At its recent TechWorld event in San Francisco, Lenovo announced three notable new smartphones products: The accessory-focused Moto Z and Z Force and the Google Tango-based PHAB2 Pro. The Moto-branded products are an attempt at creating differentiated Android flagship products via hot-swappable add-ons targeting today’s mainstream buyers. The 6.4-inch PHAB2 Pro is more interesting as it is Lenovo and Google’s first consumer-focused Tango product and represents a solid initial attempt at bringing handheld-based augmented reality to market.
Project Tango officially graduated beyond the project stage with the PHAB2 Pro announcement. The technology, initially available to developers in a tablet-based kit, uses multiple on-board cameras and sensors to enable three core technologies: motion tracking, depth perception, and area learning. In other words, the device knows where it is, what is around it, and when it moves within this space. In its early incarnations, many people referred to the technology as handheld virtual reality but that description always bothered me as VR, by definition, should be fully immersive and a handheld device—no matter how good—is never going to offer that. Lenovo wisely calls the PHAB2 Pro an AR device, a more accurate description and one that has substantially more potential.
I’ve written before that, while virtual reality will ramp up faster and have a more immediate impact on consumers, augmented reality represents a much bigger opportunity long term. One of the challenges around AR, however, is the high cost associated with creating the head-worn hardware necessary to drive cutting-edge products such as Microsoft’s HoloLens ($3,000 for the dev kit) or the Meta 2 ($949 for the upcoming dev kit, plus a tethered PC). The PHAB2 Pro is exciting because it represents a sort of mid-way point between here and there, offering access to AR technology for a more affordable price of $499 unlocked.
Obviously, the AR experience on a phone screen, held out in front of you, is fundamentally different from that of a head mounted display. But, for many companies and eventually consumers, AR running on a smartphone or tablet will be the first way they’ll be able to access affordable AR hardware. There are plenty of AR apps today, with more coming, that run on today’s standard smartphone hardware. But the Tango technology offers more capabilities than typical hardware. In addition to the unique combination of cameras and sensors in the PHAB2 Pro, the device also utilizes a customized Qualcomm Snapdragon 652 processor. The current demos of Tango apps running on the PHAB2 Pro are a little rough around the edges, but the potential is undeniable.
The home-improvement store Lowes clearly sees the possibilities. It had representatives at the event discussing how the device could be used to help customers not only measure spaces within their homes but visualize products available from the store in their homes using the Lowes Vision Tango app. The company is still looking at ways to make the devices available for customers to use on a temporary basis but it is also taking the unusual step of offering the device for sale, too.

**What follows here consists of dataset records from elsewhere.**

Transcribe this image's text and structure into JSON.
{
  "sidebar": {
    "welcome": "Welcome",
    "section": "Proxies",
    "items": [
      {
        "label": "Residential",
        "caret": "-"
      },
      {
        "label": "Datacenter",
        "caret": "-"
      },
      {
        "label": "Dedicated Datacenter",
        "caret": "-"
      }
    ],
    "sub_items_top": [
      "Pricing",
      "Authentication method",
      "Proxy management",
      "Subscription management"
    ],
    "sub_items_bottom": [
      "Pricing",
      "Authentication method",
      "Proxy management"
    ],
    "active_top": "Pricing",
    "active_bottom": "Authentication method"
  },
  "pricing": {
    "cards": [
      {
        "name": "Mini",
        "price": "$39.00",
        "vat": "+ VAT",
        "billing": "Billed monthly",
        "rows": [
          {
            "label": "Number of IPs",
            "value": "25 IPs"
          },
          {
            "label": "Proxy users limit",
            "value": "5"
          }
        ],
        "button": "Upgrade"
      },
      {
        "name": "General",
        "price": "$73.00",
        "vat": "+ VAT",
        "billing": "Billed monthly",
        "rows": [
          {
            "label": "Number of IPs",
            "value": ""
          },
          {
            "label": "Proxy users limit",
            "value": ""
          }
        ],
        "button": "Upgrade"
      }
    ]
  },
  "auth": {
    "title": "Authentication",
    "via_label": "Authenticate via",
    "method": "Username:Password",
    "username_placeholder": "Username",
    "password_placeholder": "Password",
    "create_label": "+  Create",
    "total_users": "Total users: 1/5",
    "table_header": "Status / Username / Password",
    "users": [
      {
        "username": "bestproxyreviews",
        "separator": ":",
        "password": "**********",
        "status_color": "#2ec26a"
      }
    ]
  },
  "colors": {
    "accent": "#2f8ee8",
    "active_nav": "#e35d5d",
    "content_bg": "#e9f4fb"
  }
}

Unfortunately at present, the PHAB2 Pro device is scheduled to launch later this year unlocked without carrier support here in the U.S. That doesn’t bode well for the device’s chances of being a breakout hit for Lenovo. But it was never going to sell in huge volumes. It’s important because it’s effectively taking what was previously a cool technology beyond the proof of concept stage and into something non-developer geeks and early adopters can buy and try. Lenovo and Google executives were cagey about how long Lenovo would have the one-and-only Tango-based phone on the market but I expect the company to leverage its experiences creating this product to bring additional, more mainstream products to market in the future.
It’s important to note, also, that Google’s ambitions around Tango aren’t merely to drive good consumer and commercial end-user AR experiences. What the company gains from putting this technology into more people’s hands is the ability to effectively crowdsource its efforts to map the insides of buildings. This is obviously highly valuable data and the next logical step for a company that has done extensive work in mapping the outside world.

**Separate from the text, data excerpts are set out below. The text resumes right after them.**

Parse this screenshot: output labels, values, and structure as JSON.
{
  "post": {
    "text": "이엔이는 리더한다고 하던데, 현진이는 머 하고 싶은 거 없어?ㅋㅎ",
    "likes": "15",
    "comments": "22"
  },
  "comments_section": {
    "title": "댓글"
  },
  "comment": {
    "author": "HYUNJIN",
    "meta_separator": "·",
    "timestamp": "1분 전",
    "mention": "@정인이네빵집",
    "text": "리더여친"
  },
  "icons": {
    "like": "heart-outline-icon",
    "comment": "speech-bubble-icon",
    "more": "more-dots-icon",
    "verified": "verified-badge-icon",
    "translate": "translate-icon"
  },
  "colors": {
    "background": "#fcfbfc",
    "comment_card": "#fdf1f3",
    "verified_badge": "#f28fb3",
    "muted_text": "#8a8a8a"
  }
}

More broadly, with Tango moving beyond project stage and a long list of hardware vendors planning products based on Google’s phone-based VR technology Daydream, we now have a clearer vision of the search giant’s plans around these two emerging technologies. With both, Google is shooting to enable not the best, highest-cost experience, but the good enough, more affordable one. Google loves scale and, with Daydream and Tango, the company is putting together the pieces necessary to create AR and VR platforms that its partners will make available to first millions and eventually billions of people.